Conflitto Russia – Ucraina. Putin spiazza con le sue dichiarazioni dopo la parata del 9 maggio dedicata alla celebrazione del giorno della Vittoria, mostrandosi aperto all’Ue, pur frenando sulle aspettative Usa di una tregua lunga.
Una Piazza Rossa in sordina
La parata sulla Piazza Rossa è durata appena 45 minuti. Niente missili di ultima generazione, niente carri moderni: a sfilare solo i vecchi T-34 che nel 1945 entrarono a Berlino. Strade vuote, internet e sms bloccati sui cellulari. Misure di sicurezza eccezionali per il timore di attacchi con droni ucraini.
In conferenza stampa, il presidente russo commenta il sostegno occidentale a Kiev: “Hanno cominciato a intensificare la sfida con la Russia, che continua ancora oggi. Penso che questo stia per finire”. Putin non spiega se si riferisce a una vittoria militare russa o a un’intesa diplomatica. I negoziati mediati mesi fa dagli Usa sono infatti fermi.
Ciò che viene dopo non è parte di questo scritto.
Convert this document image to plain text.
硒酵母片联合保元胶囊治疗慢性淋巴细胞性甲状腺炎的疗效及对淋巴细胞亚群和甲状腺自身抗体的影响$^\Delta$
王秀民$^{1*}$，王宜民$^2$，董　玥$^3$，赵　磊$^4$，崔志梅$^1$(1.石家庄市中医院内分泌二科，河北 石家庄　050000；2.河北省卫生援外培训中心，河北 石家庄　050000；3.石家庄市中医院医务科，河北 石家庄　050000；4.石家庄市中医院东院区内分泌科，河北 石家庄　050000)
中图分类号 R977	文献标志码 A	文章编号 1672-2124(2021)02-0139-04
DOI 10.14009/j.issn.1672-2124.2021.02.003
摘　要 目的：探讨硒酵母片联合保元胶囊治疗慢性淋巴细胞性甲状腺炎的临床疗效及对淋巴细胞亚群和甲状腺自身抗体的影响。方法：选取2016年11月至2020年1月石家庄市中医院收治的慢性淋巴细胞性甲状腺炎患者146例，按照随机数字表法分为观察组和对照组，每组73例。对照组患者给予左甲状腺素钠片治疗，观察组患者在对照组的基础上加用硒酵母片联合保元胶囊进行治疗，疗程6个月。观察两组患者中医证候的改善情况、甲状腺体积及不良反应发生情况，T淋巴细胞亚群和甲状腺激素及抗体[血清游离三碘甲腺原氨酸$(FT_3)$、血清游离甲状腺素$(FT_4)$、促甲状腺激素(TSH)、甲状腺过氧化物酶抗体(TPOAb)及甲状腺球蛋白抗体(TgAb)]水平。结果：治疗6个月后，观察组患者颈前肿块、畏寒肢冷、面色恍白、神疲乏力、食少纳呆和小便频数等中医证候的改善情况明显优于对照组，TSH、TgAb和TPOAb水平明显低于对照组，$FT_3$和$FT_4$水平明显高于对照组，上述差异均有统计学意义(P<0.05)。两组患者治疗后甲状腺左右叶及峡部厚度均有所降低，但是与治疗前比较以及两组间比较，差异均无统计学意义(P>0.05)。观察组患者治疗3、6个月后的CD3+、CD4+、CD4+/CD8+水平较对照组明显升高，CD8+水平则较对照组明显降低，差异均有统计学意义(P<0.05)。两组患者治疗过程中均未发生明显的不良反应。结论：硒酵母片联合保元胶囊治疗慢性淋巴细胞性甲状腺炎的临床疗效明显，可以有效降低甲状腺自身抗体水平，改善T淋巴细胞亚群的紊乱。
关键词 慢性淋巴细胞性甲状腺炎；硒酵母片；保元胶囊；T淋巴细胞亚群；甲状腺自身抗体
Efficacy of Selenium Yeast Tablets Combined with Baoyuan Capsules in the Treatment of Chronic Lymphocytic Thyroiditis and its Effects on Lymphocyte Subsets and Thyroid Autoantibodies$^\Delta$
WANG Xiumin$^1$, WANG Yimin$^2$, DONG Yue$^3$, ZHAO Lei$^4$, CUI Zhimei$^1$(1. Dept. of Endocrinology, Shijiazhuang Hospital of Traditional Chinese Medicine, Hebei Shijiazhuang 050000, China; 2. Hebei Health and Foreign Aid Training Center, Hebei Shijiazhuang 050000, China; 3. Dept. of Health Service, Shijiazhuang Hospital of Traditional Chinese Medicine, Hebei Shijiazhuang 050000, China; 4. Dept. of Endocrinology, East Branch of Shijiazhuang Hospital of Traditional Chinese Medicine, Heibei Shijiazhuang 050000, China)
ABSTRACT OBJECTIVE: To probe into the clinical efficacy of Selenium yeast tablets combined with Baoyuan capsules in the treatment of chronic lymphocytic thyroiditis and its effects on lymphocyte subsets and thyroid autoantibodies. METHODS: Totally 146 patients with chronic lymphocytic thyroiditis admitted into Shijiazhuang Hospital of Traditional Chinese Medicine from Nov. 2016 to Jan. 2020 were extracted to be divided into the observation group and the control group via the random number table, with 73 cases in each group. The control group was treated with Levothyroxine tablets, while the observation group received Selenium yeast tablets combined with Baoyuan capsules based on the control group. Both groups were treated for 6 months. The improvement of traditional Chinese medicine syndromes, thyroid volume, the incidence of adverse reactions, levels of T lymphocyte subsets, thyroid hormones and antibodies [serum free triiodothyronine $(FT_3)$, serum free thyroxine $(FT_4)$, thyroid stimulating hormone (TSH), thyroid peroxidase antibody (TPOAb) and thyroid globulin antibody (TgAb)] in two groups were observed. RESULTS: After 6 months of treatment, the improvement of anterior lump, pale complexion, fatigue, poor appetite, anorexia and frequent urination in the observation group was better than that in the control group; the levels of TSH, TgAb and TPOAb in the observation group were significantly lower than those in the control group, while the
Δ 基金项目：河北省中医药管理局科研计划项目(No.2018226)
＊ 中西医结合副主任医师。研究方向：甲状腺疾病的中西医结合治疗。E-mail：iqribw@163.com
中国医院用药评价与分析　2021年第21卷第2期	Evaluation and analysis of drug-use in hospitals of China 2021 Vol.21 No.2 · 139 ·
Apertura all’Ue, con una condizione
Il presidente russo appare pronto a parlare con l’Unione europea, rispondendo all’invito lanciato due volte in una settimana dal presidente del Consiglio europeo Antonio Costa. “Il nostro primo obiettivo è una pace giusta e duratura per l’Ucraina. Nel momento giusto saremo pronti a parlare con la Russia per la sicurezza comune”, dichiara Costa.
Il Cremlino non chiude: “La Russia non ha mai rifiutato negoziati con la Ue”, replica Putin. Poi indica una preferenza: come mediatore vedrebbe bene l’ex cancelliere tedesco Gerhard Schröder.
Il parallelo con il 1945
Nel discorso alle truppe, Putin difende l’operazione militare in Ucraina paragonando i soldati di oggi a chi sconfisse il Terzo Reich: “La grande impresa della generazione di vittoriosi ispira i guerrieri che oggi svolgono la loro missione nell’operazione militare speciale”. Arriva poi l’affondo alla Nato, tacciato di armare e sostenere “la forza aggressiva” contro cui la Russia combatte.